- Date: December 26, 1921
- Season: 1921
- Stadium: Balboa Stadium
- Location: San Diego, California

= 1921 San Diego East-West Christmas Classic =

The 1921 San Diego East-West Christmas Classic was a college football postseason bowl game between the Centre Praying Colonels and the Arizona Wildcats. The Colonels beat the Wildcats 38-0 in the first ever Christmas Classic.

==Background==
Southern Intercollegiate Athletic Association champion Centre was undefeated going into this game. Their upset over Harvard is considered one of the greatest upsets in college history.

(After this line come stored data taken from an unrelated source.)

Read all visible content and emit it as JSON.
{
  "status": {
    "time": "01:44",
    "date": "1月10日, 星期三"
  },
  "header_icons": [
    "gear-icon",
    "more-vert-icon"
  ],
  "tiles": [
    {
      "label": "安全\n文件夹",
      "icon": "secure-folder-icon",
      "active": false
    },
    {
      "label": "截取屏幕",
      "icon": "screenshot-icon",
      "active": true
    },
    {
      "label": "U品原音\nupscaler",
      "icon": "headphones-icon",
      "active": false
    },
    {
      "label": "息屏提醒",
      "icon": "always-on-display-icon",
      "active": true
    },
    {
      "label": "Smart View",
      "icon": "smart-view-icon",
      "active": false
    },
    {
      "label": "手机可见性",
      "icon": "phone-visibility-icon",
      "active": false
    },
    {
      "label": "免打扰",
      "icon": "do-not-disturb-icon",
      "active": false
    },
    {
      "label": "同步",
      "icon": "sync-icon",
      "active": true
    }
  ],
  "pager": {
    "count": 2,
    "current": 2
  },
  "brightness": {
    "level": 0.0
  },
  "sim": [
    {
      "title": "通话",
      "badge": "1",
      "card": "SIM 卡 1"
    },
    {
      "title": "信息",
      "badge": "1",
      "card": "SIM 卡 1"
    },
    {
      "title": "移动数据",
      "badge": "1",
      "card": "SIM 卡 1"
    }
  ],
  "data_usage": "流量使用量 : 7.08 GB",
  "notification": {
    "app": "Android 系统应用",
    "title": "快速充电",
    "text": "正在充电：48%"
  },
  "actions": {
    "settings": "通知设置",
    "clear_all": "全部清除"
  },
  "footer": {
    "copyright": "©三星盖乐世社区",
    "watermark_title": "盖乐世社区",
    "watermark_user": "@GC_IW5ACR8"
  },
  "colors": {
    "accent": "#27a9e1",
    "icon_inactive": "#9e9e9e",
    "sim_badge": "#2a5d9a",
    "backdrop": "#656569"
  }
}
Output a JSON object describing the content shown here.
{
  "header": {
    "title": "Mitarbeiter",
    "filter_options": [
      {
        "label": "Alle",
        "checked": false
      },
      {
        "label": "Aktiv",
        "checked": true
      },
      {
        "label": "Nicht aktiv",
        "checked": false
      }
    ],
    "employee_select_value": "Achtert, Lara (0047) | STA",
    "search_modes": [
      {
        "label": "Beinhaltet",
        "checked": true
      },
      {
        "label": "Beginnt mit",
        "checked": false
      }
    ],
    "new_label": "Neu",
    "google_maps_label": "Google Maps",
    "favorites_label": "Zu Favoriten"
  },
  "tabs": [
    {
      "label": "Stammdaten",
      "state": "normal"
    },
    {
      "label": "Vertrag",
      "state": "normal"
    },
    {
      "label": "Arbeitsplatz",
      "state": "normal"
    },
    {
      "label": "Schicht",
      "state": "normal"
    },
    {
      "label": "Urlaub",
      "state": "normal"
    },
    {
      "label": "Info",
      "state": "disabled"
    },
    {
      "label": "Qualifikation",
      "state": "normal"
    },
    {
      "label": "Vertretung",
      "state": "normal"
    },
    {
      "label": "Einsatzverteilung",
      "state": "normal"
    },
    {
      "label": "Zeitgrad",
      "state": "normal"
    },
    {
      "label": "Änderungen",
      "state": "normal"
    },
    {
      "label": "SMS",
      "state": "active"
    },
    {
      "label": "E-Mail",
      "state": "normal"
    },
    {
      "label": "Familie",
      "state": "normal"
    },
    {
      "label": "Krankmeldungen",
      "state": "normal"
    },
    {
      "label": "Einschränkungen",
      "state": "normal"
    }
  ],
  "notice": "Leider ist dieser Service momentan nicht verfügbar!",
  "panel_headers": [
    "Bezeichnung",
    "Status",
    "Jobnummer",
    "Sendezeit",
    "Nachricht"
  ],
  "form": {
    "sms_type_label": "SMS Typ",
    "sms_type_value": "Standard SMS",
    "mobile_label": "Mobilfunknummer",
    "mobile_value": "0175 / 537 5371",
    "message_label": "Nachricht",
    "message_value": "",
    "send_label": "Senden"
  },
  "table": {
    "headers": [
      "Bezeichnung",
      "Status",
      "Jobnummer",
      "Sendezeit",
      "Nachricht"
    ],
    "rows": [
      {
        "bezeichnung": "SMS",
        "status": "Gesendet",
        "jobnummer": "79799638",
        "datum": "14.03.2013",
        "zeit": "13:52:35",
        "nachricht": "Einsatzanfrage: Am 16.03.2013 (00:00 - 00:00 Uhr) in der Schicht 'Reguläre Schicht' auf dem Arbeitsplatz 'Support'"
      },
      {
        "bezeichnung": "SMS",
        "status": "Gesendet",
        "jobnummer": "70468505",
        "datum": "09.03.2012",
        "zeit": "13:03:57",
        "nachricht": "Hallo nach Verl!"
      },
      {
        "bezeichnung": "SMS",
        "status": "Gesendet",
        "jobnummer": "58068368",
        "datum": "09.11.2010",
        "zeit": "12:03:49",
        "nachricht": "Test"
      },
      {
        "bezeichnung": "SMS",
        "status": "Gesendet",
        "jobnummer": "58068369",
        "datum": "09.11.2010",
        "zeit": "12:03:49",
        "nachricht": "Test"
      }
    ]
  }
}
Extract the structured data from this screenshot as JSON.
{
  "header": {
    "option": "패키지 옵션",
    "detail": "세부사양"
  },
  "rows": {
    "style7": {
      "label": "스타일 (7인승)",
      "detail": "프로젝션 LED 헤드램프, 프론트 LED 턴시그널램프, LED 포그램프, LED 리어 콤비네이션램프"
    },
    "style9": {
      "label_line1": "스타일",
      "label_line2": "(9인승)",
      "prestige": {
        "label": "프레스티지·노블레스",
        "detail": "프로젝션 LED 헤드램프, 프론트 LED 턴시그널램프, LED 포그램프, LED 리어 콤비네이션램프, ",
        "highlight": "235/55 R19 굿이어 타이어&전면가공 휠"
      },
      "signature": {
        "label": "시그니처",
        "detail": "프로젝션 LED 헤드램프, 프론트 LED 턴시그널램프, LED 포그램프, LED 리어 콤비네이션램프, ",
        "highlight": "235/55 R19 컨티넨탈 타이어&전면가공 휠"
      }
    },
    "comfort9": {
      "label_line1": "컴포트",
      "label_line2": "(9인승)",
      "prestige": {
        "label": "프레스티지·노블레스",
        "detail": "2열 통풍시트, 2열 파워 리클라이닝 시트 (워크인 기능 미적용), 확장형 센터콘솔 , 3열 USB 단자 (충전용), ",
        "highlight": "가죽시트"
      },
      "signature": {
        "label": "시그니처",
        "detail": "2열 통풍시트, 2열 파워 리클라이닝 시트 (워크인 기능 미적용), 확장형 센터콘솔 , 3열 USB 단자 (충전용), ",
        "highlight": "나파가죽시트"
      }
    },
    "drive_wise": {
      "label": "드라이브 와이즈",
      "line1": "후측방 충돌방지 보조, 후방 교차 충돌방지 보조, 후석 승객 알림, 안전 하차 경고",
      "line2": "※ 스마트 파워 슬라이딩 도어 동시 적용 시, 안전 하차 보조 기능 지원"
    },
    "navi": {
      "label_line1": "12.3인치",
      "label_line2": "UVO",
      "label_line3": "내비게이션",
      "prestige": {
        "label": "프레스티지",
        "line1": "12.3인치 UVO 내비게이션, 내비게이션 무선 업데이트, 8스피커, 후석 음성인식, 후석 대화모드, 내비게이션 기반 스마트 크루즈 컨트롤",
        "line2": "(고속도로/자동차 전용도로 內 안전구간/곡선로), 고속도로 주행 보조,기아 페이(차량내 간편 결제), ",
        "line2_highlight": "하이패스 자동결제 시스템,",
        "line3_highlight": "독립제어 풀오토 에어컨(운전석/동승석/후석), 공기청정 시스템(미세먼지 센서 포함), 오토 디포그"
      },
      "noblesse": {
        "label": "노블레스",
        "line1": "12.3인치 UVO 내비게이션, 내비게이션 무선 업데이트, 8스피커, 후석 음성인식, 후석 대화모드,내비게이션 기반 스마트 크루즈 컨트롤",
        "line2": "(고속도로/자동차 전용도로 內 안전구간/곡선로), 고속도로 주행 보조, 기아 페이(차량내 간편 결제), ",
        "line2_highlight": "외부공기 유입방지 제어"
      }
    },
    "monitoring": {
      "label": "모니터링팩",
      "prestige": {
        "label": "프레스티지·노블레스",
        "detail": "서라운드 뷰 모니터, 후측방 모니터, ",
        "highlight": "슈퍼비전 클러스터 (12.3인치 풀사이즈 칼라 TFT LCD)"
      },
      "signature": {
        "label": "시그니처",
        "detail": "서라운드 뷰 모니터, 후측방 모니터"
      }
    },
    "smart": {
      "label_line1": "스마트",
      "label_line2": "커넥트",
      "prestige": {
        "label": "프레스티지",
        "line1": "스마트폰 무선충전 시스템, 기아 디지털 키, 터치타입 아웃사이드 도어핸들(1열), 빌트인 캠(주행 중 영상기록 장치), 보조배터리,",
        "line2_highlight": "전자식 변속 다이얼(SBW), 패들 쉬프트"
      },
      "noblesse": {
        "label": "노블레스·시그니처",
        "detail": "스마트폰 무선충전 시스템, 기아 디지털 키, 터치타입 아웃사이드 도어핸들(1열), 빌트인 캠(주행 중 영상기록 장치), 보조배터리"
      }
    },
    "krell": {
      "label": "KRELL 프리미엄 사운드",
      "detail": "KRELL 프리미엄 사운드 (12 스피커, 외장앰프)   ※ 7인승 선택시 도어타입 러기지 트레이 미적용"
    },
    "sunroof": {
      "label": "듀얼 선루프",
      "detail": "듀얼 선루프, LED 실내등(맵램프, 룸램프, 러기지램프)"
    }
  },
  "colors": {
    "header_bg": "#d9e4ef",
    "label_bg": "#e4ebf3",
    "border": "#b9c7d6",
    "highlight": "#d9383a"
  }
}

Arizona was in their first bowl game, led by Harold "Nosey" McClellan and his 124 points doing the scoring.

==Game summary==
Red Roberts scored the first touchdown five minutes into the match. Bo McMillin went over the right tackle for another score. Centre led 18-0 at the half as Arizona was held to no first downs in two quarters of play. Arizona made an attempt to drive towards a score, but Centre intercepted an Arizona pass to keep the side scoreless. Centre's potent attack and relentless defense stifled the Wildcats. Herb Covington scored on a punt return and a sweep to seal the victory.

==Aftermath==
This was Centre's final bowl win. It played in the 1922 Dixie Classic a week later, but lost to Texas A&M in the game that started the latter's 12th Man tradition.

Arizona would have to wait until 1949 to make another bowl game and 1986 to win one.